Changes in ambient temperature affect the physiology and metabolism and thus the distribution of fish. In this study we used intermittent flow respirometry to determine the effect of temperature (2, 5, 10, 15 and 20 °C) and wet body mass (BM) (~30–460 g) on standard metabolic rate (SMR, mg O2 h−1), maximum metabolic rate (MMR, mg O2 h−1) and metabolic scope (MS, mg O2 h−1) of juvenile Atlantic cod. SMR increased with BM irrespectively of temperature, resulting in an average scaling exponent of 0.87 (0.82–0.92). Q10 values were 1.8–2.1 at temperatures between 5 and 15 °C but higher (2.6–4.3) between 2 and 5 °C and lower (1.6–1.4) between 15 and 20 °C in 200 and 450 g cod. MMR increased with temperature in the smallest cod (50 g) but in the larger cod MMR plateaued between 10, 15 and 20 °C. This resulted in a negative correlation between the optimal temperature for MS (Topt) and BM, Topt being respectively 14.5, 11.8 and 10.9 °C in a 50, 200 and 450 g cod.
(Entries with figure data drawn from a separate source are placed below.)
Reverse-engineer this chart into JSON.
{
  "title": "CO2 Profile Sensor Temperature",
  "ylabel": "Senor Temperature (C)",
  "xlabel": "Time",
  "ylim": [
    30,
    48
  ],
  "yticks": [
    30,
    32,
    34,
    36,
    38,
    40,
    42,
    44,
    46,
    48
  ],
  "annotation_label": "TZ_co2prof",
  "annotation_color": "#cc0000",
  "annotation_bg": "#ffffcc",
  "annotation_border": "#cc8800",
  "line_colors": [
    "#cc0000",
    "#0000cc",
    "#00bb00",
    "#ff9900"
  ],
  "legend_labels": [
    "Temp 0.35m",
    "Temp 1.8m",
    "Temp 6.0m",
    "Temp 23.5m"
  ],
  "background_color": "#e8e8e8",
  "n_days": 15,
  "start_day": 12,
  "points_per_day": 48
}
Irrespective of BM cold water temperatures resulted in a reduction (30–35%) of MS whereas the reduction of MS at warm temperatures was only evident for larger fish (200 and 450 g), caused by plateauing of MMR at 10 °C and above. Warm temperatures thus seem favorable for smaller (50 g) juvenile cod, but not for larger conspecifics (200 and 450 g).